Domestic tourism spending over time
Keene says he expects the domestic market will still have an appetite for internal travel around and between islands, even with the lure of international destinations back on the cards.
“I think Kiwis have spent up on cars, home improvements and other discretionary big-ticket items during the pandemic and there could be some reluctance to venture too far from home – particularly as Russia-Ukraine tensions cast a shadow on European travel, for example.
“Even with 120-plus overseas destinations now open to eligible New Zealand travellers without the barrier of isolation or quarantine upon return, I imagine it’ll be the Pacific Islands and Australia that will lure the bulk of Kiwis looking to head offshore.
“Meanwhile, convenience and an element of certainty will underpin domestic travel and the snow season will provide new impetus to get away for a break.”
It is expected that Kiwis will opt for shorter trips over 2022, with recent surveys showing a preference for weekend trips or getaways of between two and five days.
Early indicators suggest only a quarter of Kiwis are intending to take an overseas trip within six months of MIQ being removed.
Proportion of New Zealand expecting to take a domestic holiday during 2022
NB: Respondents could select more than one option so sum of the bars adds to more than 100%.
Proportion of New Zealand intending to take an overseas holiday within 6 months of MIQ being removed
Source: Activating Domestic Tourism Working Group – Domestic Growth Insight Tool (DGiT) survey
Noting that flagship visitor destinations like Queenstown have really struggled in the last two years, Keene says hopes are pinned on better days ahead.
“When the New Zealand market overall is tough, Queenstown bears the brunt of it and while the town was thrown a lifeline with the opening of the trans-Tasman bubble last year, hopes were dashed when it burst prematurely.
“Once direct route international flights and the long-haul market rallies, I am certain that Queenstown will be among the first destinations to recover quickly, confirming its jewel-in-the-crown status.
“As the town has long been reliant on young travellers to work behind the bar and on tables, the soon-to-open border to visa holders will largely underpin some return to normality in the hospo’ sector in Queenstown.
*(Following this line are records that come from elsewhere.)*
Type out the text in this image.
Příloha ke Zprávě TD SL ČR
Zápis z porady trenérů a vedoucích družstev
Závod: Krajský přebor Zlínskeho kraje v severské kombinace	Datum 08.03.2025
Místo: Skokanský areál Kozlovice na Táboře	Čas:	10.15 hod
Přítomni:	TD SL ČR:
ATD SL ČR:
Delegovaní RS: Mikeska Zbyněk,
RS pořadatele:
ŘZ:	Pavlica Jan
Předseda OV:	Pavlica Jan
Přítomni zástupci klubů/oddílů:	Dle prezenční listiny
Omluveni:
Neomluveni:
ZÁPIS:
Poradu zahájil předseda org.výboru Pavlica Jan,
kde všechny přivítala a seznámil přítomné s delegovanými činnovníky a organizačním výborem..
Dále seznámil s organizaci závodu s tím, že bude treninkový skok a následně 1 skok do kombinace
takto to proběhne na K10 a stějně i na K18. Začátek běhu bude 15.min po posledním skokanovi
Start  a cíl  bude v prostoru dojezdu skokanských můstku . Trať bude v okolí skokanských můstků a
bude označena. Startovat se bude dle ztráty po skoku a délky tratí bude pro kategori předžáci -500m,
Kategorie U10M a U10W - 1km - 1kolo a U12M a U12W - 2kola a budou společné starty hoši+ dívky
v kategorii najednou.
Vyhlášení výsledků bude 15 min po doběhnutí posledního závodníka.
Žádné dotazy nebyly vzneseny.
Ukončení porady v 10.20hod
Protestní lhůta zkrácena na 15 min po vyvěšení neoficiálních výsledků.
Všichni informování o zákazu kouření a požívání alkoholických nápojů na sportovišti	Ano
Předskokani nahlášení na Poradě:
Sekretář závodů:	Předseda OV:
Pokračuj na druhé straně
“The perennial headache, however, will be securing accommodation for those workers – that’s an enduring quandary that will take some time to work through.”
Keene says “revenge travel” from offshore markets is the carrot that our accommodation sector is hanging on to right now – and he thinks operators are ready for an influx.
“That hospitality muscle is crying out to be exercised and most operators have utilised the down-time to really work on their businesses, fine-tuning their offerings and becoming more cost-conscious.”
Hotel occupancy has taken the biggest hit in the recent history of New Zealand tourism due to closed borders and with this country lagging behind other markets around the world that have reopened ahead of us, hotels will have a softer re-entry than some of our international counterparts.
Occupancy rates over time for New Zealand hotels
In the nationwide motel market, Keene says those operators that have stuck with the visitor market – as opposed to the long-term rental sector – are well-positioned to capture the generally more-budget friendly segment of the traveller pie.
“There’s the will and the want in the motel sector.
“Kiwis love motels, and there’s also a strong following from international visitors who see them as offering a user-friendly home-away-from-home when touring the country.
“There is definitely capacity in the market for new motel developments and Bayleys’ HTL team is currently working closely with clients looking to build.
“Given the age of some of the motel stock around the country, there is certainly room for new, more-modern motel accommodation offerings – the challenge is in finding the right sites, and when that happens, there are supply chain hiccups and construction sector hurdles to navigate now.”